Dimensions of a box of maximum volume inside an ellipsoid
Solution 1:
Here is a solution without calculus.
As shown in an answer to a similar question some inequalities between means can be useful here. For example, inequality between geometric mean and arithmetic mean or inequality between geometric mean and quadratic mean (a.k.a. root mean square).
We know that for any real numbers $x_{1,2,3}\ge0$ we have $$x_1x_2x_3 \le \left(\frac{x_1+x_2+x_3}3\right)^3. \tag{1}$$ For $x_1=x^2/a^2$, $x_2=y^2/b^2$ and $x_3=z^3/c^3$ we get $$\frac{x^2y^2z^2}{a^2b^2c^2} \le \frac1{27}.$$
Since the volume is $V=8xyz$, we have $$V^2 \le \frac{8^2a^2b^2c^2}{27},$$ i.e. $$V \le \frac{8abc}{3\sqrt3}.$$
Moreover, equality in (1) is attained only for $x_1=x_2=x_3=\frac{x_1+x_2+x_3}3$ which, in our case, gives $\frac xa = \frac yb = \frac zc = \frac1{\sqrt3}$. (We get this from $x_1=x_2=x_3=\frac{x^2}{a^2}=\frac{y^2}{b^2}=\frac{z^2}{c^2}=\frac13$.)

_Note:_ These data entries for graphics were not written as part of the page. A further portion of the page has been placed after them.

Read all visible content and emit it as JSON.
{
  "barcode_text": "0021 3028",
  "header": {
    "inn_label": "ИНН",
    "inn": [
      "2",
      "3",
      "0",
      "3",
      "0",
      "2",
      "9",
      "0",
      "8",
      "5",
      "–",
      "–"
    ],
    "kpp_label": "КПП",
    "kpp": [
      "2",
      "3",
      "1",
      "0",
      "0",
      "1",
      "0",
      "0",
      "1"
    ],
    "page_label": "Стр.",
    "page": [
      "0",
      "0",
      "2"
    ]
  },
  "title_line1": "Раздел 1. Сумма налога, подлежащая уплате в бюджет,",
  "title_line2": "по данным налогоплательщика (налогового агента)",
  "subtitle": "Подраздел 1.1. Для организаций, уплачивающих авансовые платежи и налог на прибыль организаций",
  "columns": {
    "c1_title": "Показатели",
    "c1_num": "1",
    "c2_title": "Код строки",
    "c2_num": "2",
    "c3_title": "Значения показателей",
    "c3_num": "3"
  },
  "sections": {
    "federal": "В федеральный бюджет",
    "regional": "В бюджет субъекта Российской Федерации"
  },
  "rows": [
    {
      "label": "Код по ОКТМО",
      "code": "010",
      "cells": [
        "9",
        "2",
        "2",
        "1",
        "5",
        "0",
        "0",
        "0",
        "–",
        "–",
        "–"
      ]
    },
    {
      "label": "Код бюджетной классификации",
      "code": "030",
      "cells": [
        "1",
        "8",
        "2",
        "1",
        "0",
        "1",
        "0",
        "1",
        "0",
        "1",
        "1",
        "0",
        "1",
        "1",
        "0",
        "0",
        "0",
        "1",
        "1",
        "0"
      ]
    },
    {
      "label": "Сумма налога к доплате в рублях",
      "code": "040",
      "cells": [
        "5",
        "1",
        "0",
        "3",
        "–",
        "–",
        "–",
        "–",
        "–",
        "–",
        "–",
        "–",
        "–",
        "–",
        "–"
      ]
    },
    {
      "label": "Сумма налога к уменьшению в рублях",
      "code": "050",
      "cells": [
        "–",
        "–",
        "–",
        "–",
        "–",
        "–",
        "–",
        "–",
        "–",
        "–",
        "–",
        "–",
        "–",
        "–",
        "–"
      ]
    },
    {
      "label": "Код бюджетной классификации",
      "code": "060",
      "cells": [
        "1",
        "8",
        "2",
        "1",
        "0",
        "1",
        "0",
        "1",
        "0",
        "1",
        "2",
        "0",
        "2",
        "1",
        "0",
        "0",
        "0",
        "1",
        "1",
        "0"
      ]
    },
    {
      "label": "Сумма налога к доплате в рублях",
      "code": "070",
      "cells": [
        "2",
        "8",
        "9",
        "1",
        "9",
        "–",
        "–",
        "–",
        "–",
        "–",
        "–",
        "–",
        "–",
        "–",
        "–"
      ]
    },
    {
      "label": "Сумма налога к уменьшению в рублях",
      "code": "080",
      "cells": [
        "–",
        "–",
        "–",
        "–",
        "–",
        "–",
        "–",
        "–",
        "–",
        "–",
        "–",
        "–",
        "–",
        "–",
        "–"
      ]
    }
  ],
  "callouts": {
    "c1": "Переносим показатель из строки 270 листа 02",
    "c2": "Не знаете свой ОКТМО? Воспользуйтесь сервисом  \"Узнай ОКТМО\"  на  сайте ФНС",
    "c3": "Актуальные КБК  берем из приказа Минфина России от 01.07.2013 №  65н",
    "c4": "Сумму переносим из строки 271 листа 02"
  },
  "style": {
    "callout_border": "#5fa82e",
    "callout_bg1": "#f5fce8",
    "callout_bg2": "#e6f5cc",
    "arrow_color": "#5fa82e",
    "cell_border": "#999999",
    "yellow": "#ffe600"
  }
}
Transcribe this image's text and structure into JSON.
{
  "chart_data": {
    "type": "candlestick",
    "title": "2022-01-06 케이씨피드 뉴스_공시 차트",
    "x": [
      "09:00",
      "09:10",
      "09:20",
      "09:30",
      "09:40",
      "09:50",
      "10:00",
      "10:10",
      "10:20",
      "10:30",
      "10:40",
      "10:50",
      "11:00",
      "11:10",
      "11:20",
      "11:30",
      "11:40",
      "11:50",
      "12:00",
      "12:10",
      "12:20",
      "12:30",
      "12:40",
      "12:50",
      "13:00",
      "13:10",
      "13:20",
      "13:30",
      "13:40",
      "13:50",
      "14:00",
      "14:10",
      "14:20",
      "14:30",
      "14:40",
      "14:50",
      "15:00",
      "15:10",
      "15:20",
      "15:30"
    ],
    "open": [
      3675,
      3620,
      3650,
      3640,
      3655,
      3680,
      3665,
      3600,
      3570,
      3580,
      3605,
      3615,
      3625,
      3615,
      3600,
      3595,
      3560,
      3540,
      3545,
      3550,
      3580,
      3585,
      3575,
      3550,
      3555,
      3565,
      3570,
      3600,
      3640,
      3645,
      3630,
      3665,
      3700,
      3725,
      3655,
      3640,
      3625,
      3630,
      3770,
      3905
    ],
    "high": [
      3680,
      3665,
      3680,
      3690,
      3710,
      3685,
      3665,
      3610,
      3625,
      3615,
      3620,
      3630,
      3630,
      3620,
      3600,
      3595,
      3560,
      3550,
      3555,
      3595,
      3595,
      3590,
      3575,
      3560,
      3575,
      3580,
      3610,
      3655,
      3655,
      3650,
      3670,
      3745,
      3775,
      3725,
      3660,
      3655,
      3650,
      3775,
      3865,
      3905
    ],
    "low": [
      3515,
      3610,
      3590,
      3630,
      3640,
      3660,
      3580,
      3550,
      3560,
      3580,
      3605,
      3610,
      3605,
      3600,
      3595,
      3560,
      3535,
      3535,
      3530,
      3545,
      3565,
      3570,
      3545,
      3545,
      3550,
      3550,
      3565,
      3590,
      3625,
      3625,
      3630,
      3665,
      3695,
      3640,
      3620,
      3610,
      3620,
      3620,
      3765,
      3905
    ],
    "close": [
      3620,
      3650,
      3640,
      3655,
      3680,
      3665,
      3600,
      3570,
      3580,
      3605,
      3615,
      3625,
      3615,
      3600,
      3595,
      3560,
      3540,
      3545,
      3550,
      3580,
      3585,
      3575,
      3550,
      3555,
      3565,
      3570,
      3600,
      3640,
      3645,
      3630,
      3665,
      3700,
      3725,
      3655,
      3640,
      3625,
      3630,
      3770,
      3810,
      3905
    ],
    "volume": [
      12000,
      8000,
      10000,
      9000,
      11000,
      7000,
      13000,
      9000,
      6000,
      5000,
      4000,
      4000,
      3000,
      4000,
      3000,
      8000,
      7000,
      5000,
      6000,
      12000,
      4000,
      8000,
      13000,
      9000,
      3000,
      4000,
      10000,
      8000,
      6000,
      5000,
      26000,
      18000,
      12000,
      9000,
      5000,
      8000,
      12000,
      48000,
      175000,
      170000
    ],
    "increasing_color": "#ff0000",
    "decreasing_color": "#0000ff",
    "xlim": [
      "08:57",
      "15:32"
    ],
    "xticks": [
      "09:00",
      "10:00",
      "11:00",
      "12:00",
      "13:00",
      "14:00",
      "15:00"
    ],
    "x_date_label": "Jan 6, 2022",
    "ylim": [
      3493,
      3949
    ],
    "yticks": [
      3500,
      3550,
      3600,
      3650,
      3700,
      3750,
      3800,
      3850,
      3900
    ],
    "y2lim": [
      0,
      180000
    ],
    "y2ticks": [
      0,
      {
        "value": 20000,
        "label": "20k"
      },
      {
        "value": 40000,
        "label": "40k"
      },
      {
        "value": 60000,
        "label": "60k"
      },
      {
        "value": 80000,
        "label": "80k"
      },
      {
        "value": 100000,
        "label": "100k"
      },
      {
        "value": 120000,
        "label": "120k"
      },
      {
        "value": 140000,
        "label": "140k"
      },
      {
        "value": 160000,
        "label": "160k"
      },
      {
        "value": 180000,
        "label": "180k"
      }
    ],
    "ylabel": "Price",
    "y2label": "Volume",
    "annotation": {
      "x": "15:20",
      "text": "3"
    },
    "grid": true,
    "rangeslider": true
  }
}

For more about inequalities of various mean see, for example:
- Root-Mean Square-Arithmetic Mean-Geometric Mean-Harmonic mean Inequality at AoPS
- Inequality of arithmetic and geometric means at Wikipedia
- Proofs of AM-GM inequality
Solution 2:
Probably the ellipsoid is $$ \frac{x^2}{a^2} + \frac{y^2}{b^2} + \frac{z^2}{c^2} = 1 $$ and your solution becomes $x=a/\sqrt{3}$, $y=b/\sqrt{3}$, $z=c/\sqrt{3}$ which gives the correct volume (remember to multiply by $8$, because $x$, $y$ and $z$ are half the sides of the box).